Chun Li tried her best to force a smile onto her face, though it fell short at seeing the frightened faces of the girls in front of her. Most of them were barely eighteen, years below her age of twenty-three and had either been sold into her service or had been girls she herself had saved from the horrors of prostitution. Most of them had nowhere to go and no one to look after them.
"We'll make out all right girls. For tonight, carry on as usual. We're not going to let something like an invasion ruin the best nightclub in Shanghai."
And though she smiled, it took all of her strength to push it onto her features.
He saluted, a crisp motion that brought him to attention as the Imperial Japanese flag went by, it's red orb resplendent against the unblemished white background. That flag stood for everything Japan had accomplished in the scant seventy years since the Meiji Restoration. The defeat of the decadent czarist navy at Tsushima, the occupation of Korea, and the modernization of Japan were all represented by that bright crimson orb. He swelled his chest, feeling a sense of pride as it passed. The choker collar, emblazoned with his marks of rank puffed outwards and the sword by his side clanked quietly as he stood ramrod-straight.
He was new to China, but not new to the Army. He had voluntarily joined the military in 1931 after graduating from high school in Tokyo. His father, Baron Aritaka Hoshi, a wealthy merchant with connections to the prestigious Mitsubishi zaibatsu, had secured for his son a captainship pending his graduation from the grueling conditions of the Imperial Military Academy at Ichigaya. Upon completion of the officer curriculum he was to become Captain Ryu Hoshi, instead of just Ryu as his childhood friends had called him.
He had graduated from Ichigaya with his skills honed to perfection. The Shotokan karate his father had made him learn as a child had taught him patience and discipline; characteristics that quickly elevated him to the top of his class. His old master, Gouken, had taught him the values of self-sacrifice and endowed him with the desire to excel at whatever he set out to do. Despite this, he had seen little fighting since his enlistment; his forces always being deployed to areas that were already occupied.

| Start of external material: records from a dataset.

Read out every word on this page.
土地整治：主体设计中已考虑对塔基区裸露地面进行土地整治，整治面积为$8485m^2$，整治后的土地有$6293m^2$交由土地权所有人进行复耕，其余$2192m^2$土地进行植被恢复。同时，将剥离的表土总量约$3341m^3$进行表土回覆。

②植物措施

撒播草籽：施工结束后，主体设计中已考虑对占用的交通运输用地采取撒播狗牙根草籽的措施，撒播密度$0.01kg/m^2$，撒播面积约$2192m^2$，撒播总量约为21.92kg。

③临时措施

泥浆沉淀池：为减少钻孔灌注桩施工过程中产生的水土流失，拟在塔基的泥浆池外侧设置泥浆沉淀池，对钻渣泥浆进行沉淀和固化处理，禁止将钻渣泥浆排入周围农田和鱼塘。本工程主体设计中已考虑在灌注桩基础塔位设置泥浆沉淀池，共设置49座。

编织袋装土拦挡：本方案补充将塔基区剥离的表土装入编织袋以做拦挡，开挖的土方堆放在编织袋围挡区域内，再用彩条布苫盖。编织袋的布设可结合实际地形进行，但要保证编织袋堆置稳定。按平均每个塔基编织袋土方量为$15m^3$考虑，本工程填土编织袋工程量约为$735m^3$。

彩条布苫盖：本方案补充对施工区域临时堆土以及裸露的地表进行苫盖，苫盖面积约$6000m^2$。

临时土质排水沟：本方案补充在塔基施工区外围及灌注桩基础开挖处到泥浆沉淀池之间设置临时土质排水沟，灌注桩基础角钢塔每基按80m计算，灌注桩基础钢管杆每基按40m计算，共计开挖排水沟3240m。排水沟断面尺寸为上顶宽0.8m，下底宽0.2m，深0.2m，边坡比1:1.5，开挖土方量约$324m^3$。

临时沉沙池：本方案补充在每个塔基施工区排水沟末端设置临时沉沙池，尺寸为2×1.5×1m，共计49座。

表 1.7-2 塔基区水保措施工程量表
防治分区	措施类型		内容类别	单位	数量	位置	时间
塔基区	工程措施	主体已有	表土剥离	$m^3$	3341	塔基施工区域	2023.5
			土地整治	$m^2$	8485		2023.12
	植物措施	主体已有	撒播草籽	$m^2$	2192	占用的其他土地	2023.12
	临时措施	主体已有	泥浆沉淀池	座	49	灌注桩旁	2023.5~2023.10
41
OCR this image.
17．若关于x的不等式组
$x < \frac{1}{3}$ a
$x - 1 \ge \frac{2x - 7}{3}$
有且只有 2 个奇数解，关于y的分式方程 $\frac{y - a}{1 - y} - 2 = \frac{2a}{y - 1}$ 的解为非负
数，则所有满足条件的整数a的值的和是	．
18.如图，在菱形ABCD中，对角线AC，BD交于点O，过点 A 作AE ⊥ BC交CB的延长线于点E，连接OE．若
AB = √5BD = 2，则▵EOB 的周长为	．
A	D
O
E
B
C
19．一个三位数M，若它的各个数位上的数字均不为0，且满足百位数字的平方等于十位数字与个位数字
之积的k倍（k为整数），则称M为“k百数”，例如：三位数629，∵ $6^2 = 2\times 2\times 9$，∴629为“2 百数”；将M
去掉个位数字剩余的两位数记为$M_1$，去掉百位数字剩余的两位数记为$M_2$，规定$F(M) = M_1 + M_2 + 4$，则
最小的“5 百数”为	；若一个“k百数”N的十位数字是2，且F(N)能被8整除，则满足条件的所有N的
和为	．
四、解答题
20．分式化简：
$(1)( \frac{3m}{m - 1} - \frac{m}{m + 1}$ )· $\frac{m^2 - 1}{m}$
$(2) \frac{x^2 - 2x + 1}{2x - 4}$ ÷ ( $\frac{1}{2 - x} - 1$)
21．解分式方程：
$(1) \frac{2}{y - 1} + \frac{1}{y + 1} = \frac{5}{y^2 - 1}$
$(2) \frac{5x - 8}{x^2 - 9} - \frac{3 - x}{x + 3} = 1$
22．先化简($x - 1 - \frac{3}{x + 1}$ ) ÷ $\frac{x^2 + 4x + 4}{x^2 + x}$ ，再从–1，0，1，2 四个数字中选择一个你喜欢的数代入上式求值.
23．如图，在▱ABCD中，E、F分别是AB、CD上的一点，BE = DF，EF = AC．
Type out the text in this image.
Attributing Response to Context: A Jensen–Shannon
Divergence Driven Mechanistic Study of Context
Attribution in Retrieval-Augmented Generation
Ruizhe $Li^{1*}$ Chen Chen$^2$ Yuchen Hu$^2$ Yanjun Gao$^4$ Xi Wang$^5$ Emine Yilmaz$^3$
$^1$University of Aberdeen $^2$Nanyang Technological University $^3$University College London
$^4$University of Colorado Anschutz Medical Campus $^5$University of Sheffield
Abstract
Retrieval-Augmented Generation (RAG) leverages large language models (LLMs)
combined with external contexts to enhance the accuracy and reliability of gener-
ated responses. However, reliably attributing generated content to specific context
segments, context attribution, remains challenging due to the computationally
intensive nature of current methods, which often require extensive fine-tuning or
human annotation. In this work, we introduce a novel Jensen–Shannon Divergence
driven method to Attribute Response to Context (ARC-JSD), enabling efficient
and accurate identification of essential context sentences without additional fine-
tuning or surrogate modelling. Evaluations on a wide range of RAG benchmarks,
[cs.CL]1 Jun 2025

But now in Shanghai, he was at the front line of the fighting. Even though the city had fallen to the Japanese with few casualties on the Japanese side, he knew that Chiang-Kai-Shek's armies were now regrouping in the south and that this time they would not flee. He did not possess the animalistic hatred of the Chinese as many of his fellow soldiers did, but he did believe firmly that no country, no matter how great or grand, could ever equal that of Japan's.
"Great field marshal on the steps of heaven! Live ten thousand years! Banzai!" came the cry of thousands of voices in unison.
"Banzai!" he shouted along with his fellows.